留学資金を早く貯めたくて、時給の高い会社を探したら、ユニクロが時給1,000円。当時としては破格だった。採用面接で「重い荷物持てますか」と問われ、腕の力こぶを見せたら、採用担当が笑い出し、直ぐ採用が決まったそうだ。人を笑わせることが好きな村野さんの本領発揮だ。

最初の仕事は倉庫係。力自慢の女性スタッフがいると評判になり、自衛隊や佐川急便からも誘いを受けたそうだ。
ユニクロの仕事はとても面白くやりがいを感じた。パートとして入社した半年後にはパートのまま店長代行に。村野さん23才の時だ。

フリースが爆発的に売れたユニクロブームの頃で、村野さんが入社して1年半で8人だったスタッフは40人に、売上も5倍に。
接客や店舗のマネージメントは勿論のこと、若いスタッフから様々な悩み事を相談された。教師のような母親のような存在として、スタッフに慕われた。

体育教師だった父親に憧れ、教師を目指していたわけだが、ユニクロの店舗スタッフ40人は学校の1教室のようなもの。教えたり育てたりと教師のようなこともやるし、ビジネスも学べる。こんなやりがいのある楽しい仕事はないと思ったそうだ。村野さんは教師以外の道を歩むことになる。

途中でクリニックの受付や不動産の営業も経験するが、ファーストリテイリングに通算23年間勤務する。ユニクロを愛し、ユニクロに愛された職業人生を送った。

その間に結婚、出産、離婚を経験している。
シングルマザーとして、誰にも相談できず、心身が追い詰められるような経験をしてきたので、人の人生を救うような仕事がしたいと思い、45歳の時に「ハートルームちと」を開業する。
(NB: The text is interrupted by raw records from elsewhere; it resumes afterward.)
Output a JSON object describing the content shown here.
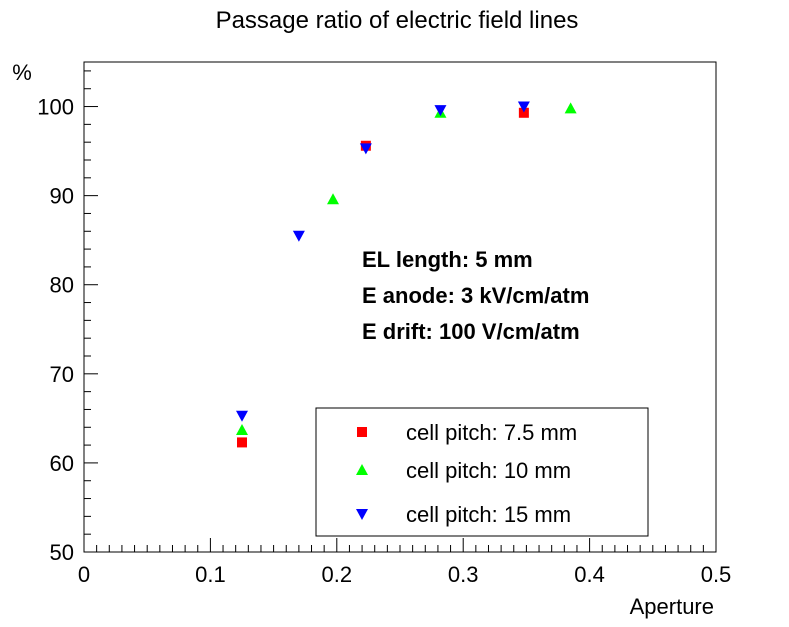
{
  "chart_data": {
    "type": "scatter",
    "title": "Passage ratio of electric field lines",
    "xlabel": "Aperture",
    "ylabel": "%",
    "xlim": [
      0,
      0.5
    ],
    "ylim": [
      50,
      105
    ],
    "x_ticks": [
      0,
      0.1,
      0.2,
      0.3,
      0.4,
      0.5
    ],
    "x_tick_labels": [
      "0",
      "0.1",
      "0.2",
      "0.3",
      "0.4",
      "0.5"
    ],
    "y_ticks": [
      50,
      60,
      70,
      80,
      90,
      100
    ],
    "y_tick_labels": [
      "50",
      "60",
      "70",
      "80",
      "90",
      "100"
    ],
    "series": [
      {
        "name": "cell pitch: 7.5 mm",
        "marker": "square",
        "color": "#ff0000",
        "points": [
          [
            0.125,
            62.3
          ],
          [
            0.223,
            95.6
          ],
          [
            0.348,
            99.3
          ]
        ]
      },
      {
        "name": "cell pitch: 10 mm",
        "marker": "triangle-up",
        "color": "#00ff00",
        "points": [
          [
            0.125,
            63.7
          ],
          [
            0.197,
            89.6
          ],
          [
            0.282,
            99.3
          ],
          [
            0.385,
            99.8
          ]
        ]
      },
      {
        "name": "cell pitch: 15 mm",
        "marker": "triangle-down",
        "color": "#0000ff",
        "points": [
          [
            0.125,
            65.3
          ],
          [
            0.17,
            85.5
          ],
          [
            0.223,
            95.3
          ],
          [
            0.282,
            99.6
          ],
          [
            0.348,
            100.0
          ]
        ]
      }
    ],
    "annotations": [
      "EL length: 5 mm",
      "E anode: 3 kV/cm/atm",
      "E drift: 100 V/cm/atm"
    ],
    "legend": {
      "placement": "bottom-right",
      "entries": [
        "cell pitch: 7.5 mm",
        "cell pitch: 10 mm",
        "cell pitch: 15 mm"
      ]
    }
  }
}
「ハートルームちと」に寄せられる相談は様々だが、夫婦関係に関する相談が大半を占める。
村野さんはシングルマザーとして家計を支えてきたので一家の大黒柱としての父親の立場や気持ちが分る。子育てや家事をしながら働いてきたので働くママの立場や気持ちも分る。双方の悩みが理解できる。

カウンセリングでは、先ず双方の不満や困り事を聴く。すれ違っている部分がどこなのかを細かく聴きだしていく。
圧倒的に多いのはコミュニケーションが不足していること。子供が生まれてからは子ども中心の生活になって、お互いに気にかける余裕が無くなり、困りごとを1人で抱えているケースが多い。

次に、今の時代は家庭での男性の役割が増えているのに、男性の意識が追いついていないこと。女性もフルタイムで働くようになっているから、家事や子育ても男女対等が求められる。家事や子育ての役割をどう振り分けるかを一緒に考える。

村野さんのサポートで、離婚を思い止まった夫婦はたくさんいる。相談に来る夫婦の復縁率は90%を超えるそうだ。